The talks were followed by a panel discussion, which was lively. Tina Eliassi-Rad asked if we consider generative models of data, and Joe pointed out his 10 yr old paper that does it for the case of acquiring sensor data.  Christoph asked Carlos about the relative emphasis on ML vs DB in ML and DB conferences, and Carlos said each community need to be more like the other. Christophe also pointed out that DB folks may have to become knowledgeable about a lot of other areas in order to deal with Big Data problems. I asked the audience to think about whether the venture funds go towards Big Data or Big Data Applications. C. Mohan mentioned that from a recent facebook meeting, it seemed like there was significant VC activity in this area.
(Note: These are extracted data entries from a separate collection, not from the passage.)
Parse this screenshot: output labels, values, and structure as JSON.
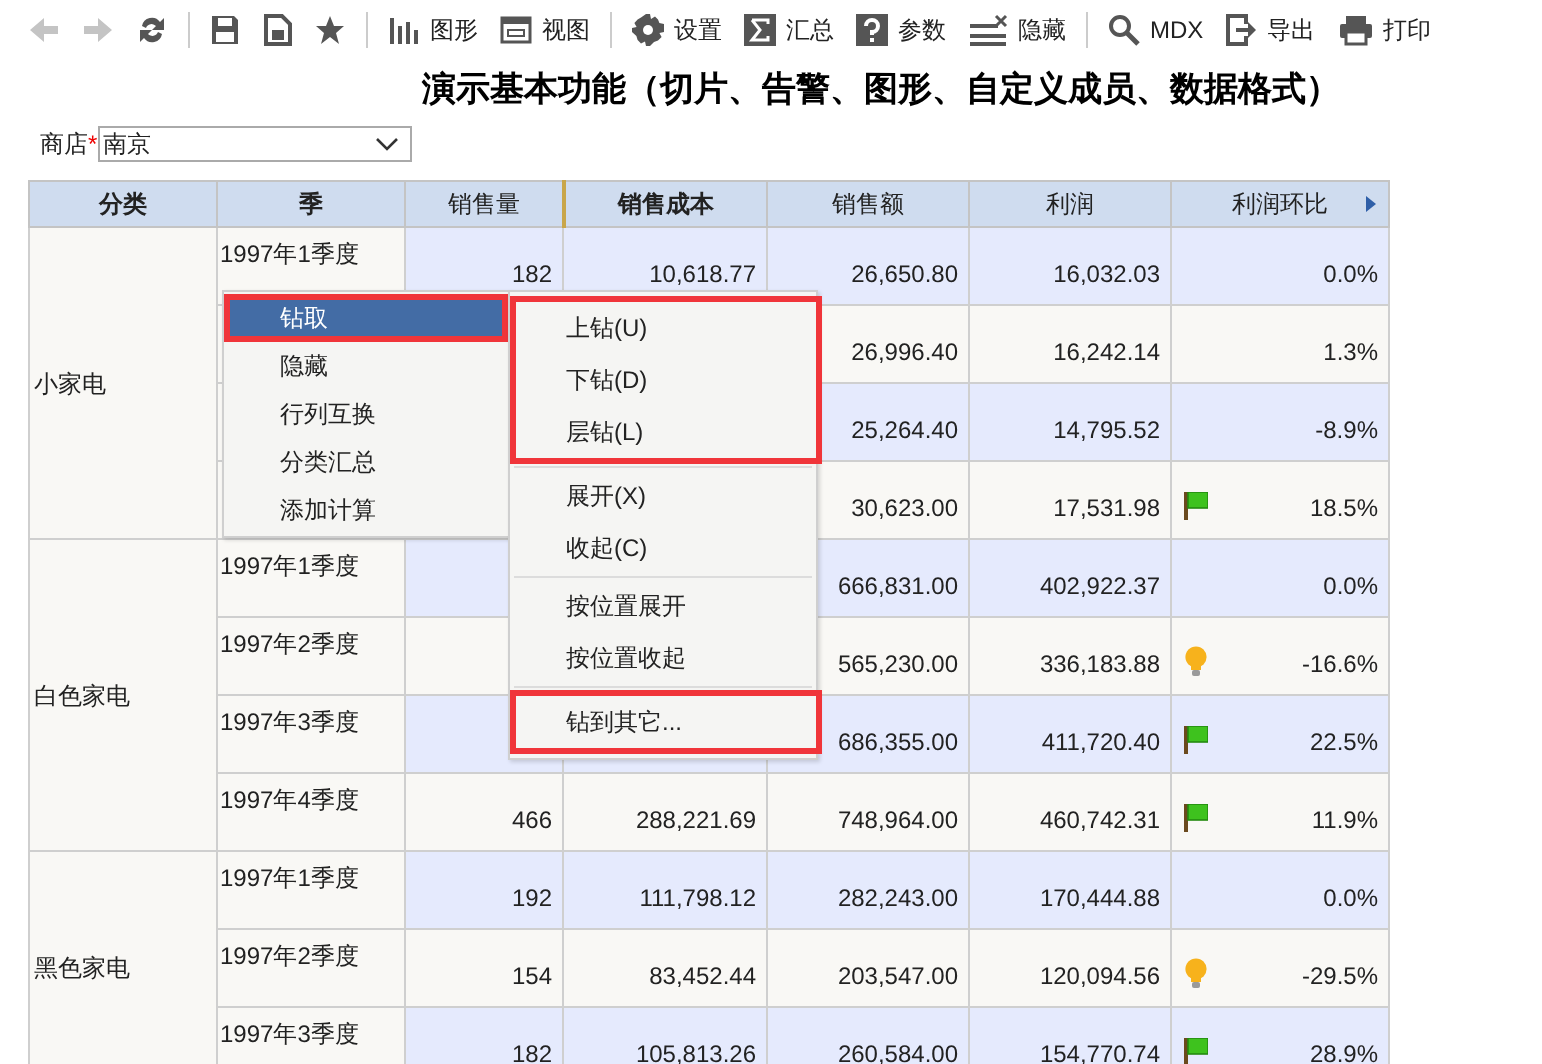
{
  "toolbar": [
    {
      "kind": "back",
      "disabled": true
    },
    {
      "kind": "forward",
      "disabled": true
    },
    {
      "kind": "refresh",
      "disabled": false
    },
    {
      "kind": "separator"
    },
    {
      "kind": "save",
      "disabled": false
    },
    {
      "kind": "save_as",
      "disabled": false
    },
    {
      "kind": "favorite",
      "disabled": false
    },
    {
      "kind": "separator"
    },
    {
      "kind": "chart",
      "label": "图形",
      "disabled": false
    },
    {
      "kind": "view",
      "label": "视图",
      "disabled": false
    },
    {
      "kind": "separator"
    },
    {
      "kind": "settings",
      "label": "设置",
      "disabled": false
    },
    {
      "kind": "sum",
      "label": "汇总",
      "disabled": false
    },
    {
      "kind": "params",
      "label": "参数",
      "disabled": false
    },
    {
      "kind": "hide",
      "label": "隐藏",
      "disabled": false
    },
    {
      "kind": "separator"
    },
    {
      "kind": "mdx",
      "label": "MDX",
      "disabled": false
    },
    {
      "kind": "export",
      "label": "导出",
      "disabled": false
    },
    {
      "kind": "print",
      "label": "打印",
      "disabled": false
    }
  ],
  "title": "演示基本功能（切片、告警、图形、自定义成员、数据格式）",
  "filter": {
    "label": "商店",
    "required": true,
    "required_mark": "*",
    "value": "南京"
  },
  "table": {
    "columns": [
      {
        "label": "分类",
        "bold": true
      },
      {
        "label": "季",
        "bold": true
      },
      {
        "label": "销售量",
        "bold": false
      },
      {
        "label": "销售成本",
        "bold": true
      },
      {
        "label": "销售额",
        "bold": false
      },
      {
        "label": "利润",
        "bold": false
      },
      {
        "label": "利润环比",
        "bold": false
      }
    ],
    "groups": [
      {
        "category": "小家电",
        "rows": [
          {
            "kind": "plain",
            "quarter": "1997年1季度",
            "quantity": "182",
            "cost": "10,618.77",
            "sales": "26,650.80",
            "profit": "16,032.03",
            "ratio": "0.0%"
          },
          {
            "kind": "plain",
            "sales": "26,996.40",
            "profit": "16,242.14",
            "ratio": "1.3%"
          },
          {
            "kind": "plain",
            "sales": "25,264.40",
            "profit": "14,795.52",
            "ratio": "-8.9%"
          },
          {
            "kind": "flag",
            "sales": "30,623.00",
            "profit": "17,531.98",
            "ratio": "18.5%"
          }
        ]
      },
      {
        "category": "白色家电",
        "rows": [
          {
            "kind": "plain",
            "quarter": "1997年1季度",
            "sales": "666,831.00",
            "profit": "402,922.37",
            "ratio": "0.0%"
          },
          {
            "kind": "bulb",
            "quarter": "1997年2季度",
            "sales": "565,230.00",
            "profit": "336,183.88",
            "ratio": "-16.6%"
          },
          {
            "kind": "flag",
            "quarter": "1997年3季度",
            "sales": "686,355.00",
            "profit": "411,720.40",
            "ratio": "22.5%"
          },
          {
            "kind": "flag",
            "quarter": "1997年4季度",
            "quantity": "466",
            "cost": "288,221.69",
            "sales": "748,964.00",
            "profit": "460,742.31",
            "ratio": "11.9%"
          }
        ]
      },
      {
        "category": "黑色家电",
        "rows": [
          {
            "kind": "plain",
            "quarter": "1997年1季度",
            "quantity": "192",
            "cost": "111,798.12",
            "sales": "282,243.00",
            "profit": "170,444.88",
            "ratio": "0.0%"
          },
          {
            "kind": "bulb",
            "quarter": "1997年2季度",
            "quantity": "154",
            "cost": "83,452.44",
            "sales": "203,547.00",
            "profit": "120,094.56",
            "ratio": "-29.5%"
          },
          {
            "kind": "flag",
            "quarter": "1997年3季度",
            "quantity": "182",
            "cost": "105,813.26",
            "sales": "260,584.00",
            "profit": "154,770.74",
            "ratio": "28.9%"
          }
        ]
      }
    ]
  },
  "context_menu": {
    "items": [
      {
        "label": "钻取",
        "selected": true,
        "outlined": true
      },
      {
        "label": "隐藏",
        "selected": false,
        "outlined": false
      },
      {
        "label": "行列互换",
        "selected": false,
        "outlined": false
      },
      {
        "label": "分类汇总",
        "selected": false,
        "outlined": false
      },
      {
        "label": "添加计算",
        "selected": false,
        "outlined": false
      }
    ]
  },
  "submenu": {
    "groups": [
      {
        "outlined": true,
        "items": [
          "上钻(U)",
          "下钻(D)",
          "层钻(L)"
        ]
      },
      {
        "outlined": false,
        "items": [
          "展开(X)",
          "收起(C)"
        ]
      },
      {
        "outlined": false,
        "items": [
          "按位置展开",
          "按位置收起"
        ]
      },
      {
        "outlined": true,
        "items": [
          "钻到其它..."
        ]
      }
    ]
  }
}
Carlos and Joe are embarking on their adventures, thanks to VCs.

It is always great to see the audience in a database conference, Ron Fagin and Mihalis Yannakakis in the front row.

Friday, June 07, 2013

In NY Rain

A girl in short skirt, thick legs, and makeup with a heavy roller bag,
waits for the taxi at the corner, with her leather purse, long boots and umbrella.
This NYer, like others, is not going to let the rain change her plans or her outfit.

I had a quick lunch at La Maison Du Croque Monsieur, a homage to writers worldwide. An young one pointed to the typewirters and asked, "What is it?", and the answer was, "The great grandfather of an iPad."
Finally, here is what is going on in one place, one afternoon in NY. Shinsuke Ogawa's movie The Sea of Youth about the oppressive correspondence course education, "completed by selling off books and blood". Sound of silent music festival, of new music composition performed live to modern silent films from Scorcese to Gus Van Sant and Jan Svankmeier. And, Ogawa's movie Forest of Oppression from 1967 that "networked social movements and film fans across Japan to create an alternative distribution route" about phenomenon of students barricading themselves inside schools to various political ends, in the Takasaki City University of Economics". One Place, One Afternoon.